The next secretary of defense, Robert Gates, when asked Tuesday by Sen. Carl Levin whether the United States was winning in Iraq, replied, “No, sir.” He added, “My greatest worry if we mishandle the next year or two and leave Iraq in chaos is that a variety of regional powers will become involved in Iraq, and we will have a regional conflict on our hands.”
Just before the election, Defense Secretary Donald Rumsfeld told the president in a memo that, “Clearly, what U.S. forces are currently doing in Iraq is not working well enough or fast enough.”
Yesterday, the Iraq Study Group, led by James Baker and Lee Hamilton and of which Mr. Gates was a part, opened its much-anticipated report this way: “The situation in Iraq is grave and deteriorating.
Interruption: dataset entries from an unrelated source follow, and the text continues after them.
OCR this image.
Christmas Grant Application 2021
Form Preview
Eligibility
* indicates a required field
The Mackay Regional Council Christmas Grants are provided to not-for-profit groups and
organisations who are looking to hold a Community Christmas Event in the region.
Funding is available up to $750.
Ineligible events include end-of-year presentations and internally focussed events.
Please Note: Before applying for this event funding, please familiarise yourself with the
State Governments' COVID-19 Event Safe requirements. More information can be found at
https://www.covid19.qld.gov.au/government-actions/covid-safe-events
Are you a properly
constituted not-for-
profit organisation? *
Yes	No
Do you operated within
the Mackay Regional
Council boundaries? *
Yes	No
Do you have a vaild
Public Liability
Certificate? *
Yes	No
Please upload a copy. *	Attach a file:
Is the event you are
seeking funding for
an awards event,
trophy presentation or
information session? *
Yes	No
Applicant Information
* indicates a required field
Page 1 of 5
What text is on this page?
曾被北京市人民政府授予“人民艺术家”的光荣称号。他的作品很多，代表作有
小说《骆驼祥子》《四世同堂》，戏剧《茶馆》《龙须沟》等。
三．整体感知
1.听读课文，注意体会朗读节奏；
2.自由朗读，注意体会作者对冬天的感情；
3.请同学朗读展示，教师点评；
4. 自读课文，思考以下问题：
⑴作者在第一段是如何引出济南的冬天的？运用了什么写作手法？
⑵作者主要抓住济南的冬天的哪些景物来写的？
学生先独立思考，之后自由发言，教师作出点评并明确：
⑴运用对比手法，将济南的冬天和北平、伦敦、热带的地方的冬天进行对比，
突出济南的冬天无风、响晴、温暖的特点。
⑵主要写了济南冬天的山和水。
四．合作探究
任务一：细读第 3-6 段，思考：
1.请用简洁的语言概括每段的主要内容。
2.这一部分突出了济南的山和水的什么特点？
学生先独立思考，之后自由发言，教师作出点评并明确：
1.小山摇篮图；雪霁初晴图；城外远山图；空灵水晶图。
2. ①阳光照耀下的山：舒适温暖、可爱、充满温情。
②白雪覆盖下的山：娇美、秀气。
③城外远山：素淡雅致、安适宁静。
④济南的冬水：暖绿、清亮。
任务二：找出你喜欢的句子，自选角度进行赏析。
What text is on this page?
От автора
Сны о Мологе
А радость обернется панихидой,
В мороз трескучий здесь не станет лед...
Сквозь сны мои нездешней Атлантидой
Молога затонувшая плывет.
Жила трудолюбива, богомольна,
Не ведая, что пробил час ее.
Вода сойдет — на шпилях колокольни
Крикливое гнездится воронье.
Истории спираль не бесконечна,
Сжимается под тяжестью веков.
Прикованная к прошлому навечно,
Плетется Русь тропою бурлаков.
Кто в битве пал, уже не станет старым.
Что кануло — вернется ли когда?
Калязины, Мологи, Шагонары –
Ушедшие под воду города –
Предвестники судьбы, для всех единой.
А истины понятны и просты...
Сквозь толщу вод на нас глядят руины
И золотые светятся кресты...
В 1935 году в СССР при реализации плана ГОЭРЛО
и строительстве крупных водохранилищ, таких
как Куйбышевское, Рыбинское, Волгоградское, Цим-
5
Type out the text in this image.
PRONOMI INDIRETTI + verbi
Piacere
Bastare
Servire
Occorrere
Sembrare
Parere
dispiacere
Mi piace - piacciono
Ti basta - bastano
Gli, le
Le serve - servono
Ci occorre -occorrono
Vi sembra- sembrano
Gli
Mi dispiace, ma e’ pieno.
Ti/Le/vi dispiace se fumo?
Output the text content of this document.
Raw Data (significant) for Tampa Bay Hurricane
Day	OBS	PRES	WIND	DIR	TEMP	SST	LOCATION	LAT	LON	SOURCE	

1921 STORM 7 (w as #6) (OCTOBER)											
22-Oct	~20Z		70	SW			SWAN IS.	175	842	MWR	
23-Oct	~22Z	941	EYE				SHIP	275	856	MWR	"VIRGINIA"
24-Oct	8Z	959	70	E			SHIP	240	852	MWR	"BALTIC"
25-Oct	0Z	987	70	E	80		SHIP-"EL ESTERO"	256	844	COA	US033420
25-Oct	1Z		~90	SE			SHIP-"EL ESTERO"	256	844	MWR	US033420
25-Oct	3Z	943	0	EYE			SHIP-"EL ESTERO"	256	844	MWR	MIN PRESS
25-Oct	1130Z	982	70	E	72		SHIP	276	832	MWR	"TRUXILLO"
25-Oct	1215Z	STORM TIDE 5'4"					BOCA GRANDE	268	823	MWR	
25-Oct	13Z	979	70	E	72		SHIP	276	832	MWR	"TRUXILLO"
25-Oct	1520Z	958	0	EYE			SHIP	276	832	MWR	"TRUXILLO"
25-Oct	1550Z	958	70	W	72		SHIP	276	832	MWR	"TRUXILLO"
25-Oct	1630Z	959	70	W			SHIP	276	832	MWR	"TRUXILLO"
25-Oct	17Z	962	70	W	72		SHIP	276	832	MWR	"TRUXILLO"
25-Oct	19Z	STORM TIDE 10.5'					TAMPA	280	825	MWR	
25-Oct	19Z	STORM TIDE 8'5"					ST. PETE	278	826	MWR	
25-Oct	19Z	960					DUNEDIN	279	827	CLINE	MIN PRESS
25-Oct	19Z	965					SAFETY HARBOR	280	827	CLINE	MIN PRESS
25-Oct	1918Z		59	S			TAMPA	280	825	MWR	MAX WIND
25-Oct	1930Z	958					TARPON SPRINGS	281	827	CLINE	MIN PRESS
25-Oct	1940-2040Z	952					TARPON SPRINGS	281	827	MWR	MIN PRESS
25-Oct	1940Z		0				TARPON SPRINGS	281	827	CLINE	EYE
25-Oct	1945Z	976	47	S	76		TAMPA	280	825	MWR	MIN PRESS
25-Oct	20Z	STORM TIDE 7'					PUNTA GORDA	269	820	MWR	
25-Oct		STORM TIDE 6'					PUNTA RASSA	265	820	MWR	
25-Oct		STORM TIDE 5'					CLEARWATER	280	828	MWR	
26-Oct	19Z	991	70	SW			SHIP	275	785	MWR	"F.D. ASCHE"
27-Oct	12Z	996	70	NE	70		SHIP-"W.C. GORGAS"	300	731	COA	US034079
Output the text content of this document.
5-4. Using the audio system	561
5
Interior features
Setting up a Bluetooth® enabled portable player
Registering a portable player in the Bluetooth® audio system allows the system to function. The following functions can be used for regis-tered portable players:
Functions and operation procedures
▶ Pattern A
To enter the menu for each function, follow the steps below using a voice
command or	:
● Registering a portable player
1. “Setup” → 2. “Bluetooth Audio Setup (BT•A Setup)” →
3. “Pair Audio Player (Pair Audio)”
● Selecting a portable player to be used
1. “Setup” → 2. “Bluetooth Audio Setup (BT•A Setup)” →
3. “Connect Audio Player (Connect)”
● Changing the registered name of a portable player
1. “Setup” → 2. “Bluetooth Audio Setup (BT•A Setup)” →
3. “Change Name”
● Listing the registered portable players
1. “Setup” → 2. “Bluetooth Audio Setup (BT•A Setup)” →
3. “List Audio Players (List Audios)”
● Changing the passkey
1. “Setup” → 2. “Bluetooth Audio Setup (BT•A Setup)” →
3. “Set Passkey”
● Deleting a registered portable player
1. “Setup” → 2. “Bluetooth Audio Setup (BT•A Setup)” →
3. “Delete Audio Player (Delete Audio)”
There is no path that can guarantee success, but the prospects can be improved.”
None of what has been said is news – the administration has for years jeered critics for saying essentially the same thing – but the messengers are new. And while they do not want a rapid pullout of Iraq, they do generally support the policies of congressional Democrats. The Iraq Study Group acknowledges the potential danger of worsened violence if the United States were to leave immediately even as its dozens of recommendations make the problems of the current U.S. presence obvious.
The way forward, the group urges, is through “a new diplomatic offensive to build an international consensus for stability in Iraq and the region.” It wants incentives and penalties to spur the Iraqi government and says the United States should spend more time addressing the Arab-Israeli conflict. It correctly says more troops aren’t the long-term answer to a political problem. Crucially, it calls for the United States to provide more military, political and economic aid to Afghanistan, which itself is moving toward “grave and deteriorating” conditions.
The group was candid that its ideas have been discussed many times before. President Bush did not seem especially pleased with the recommendations – “this report gives a very tough assessment of the situation” – but Congress, as was made clear by the questions to Mr. Gates by the Senate Armed Services Committee this week, knows the group’s lowered expectations and timeline for departure are the only reasonable options remaining.
Its obligation is to persuade the White House that the group’s unglamorous, modest attempt at Iraqi security is what is achievable, if the nation changes course and if it is lucky, for a war riddled with misconceptions from its beginning.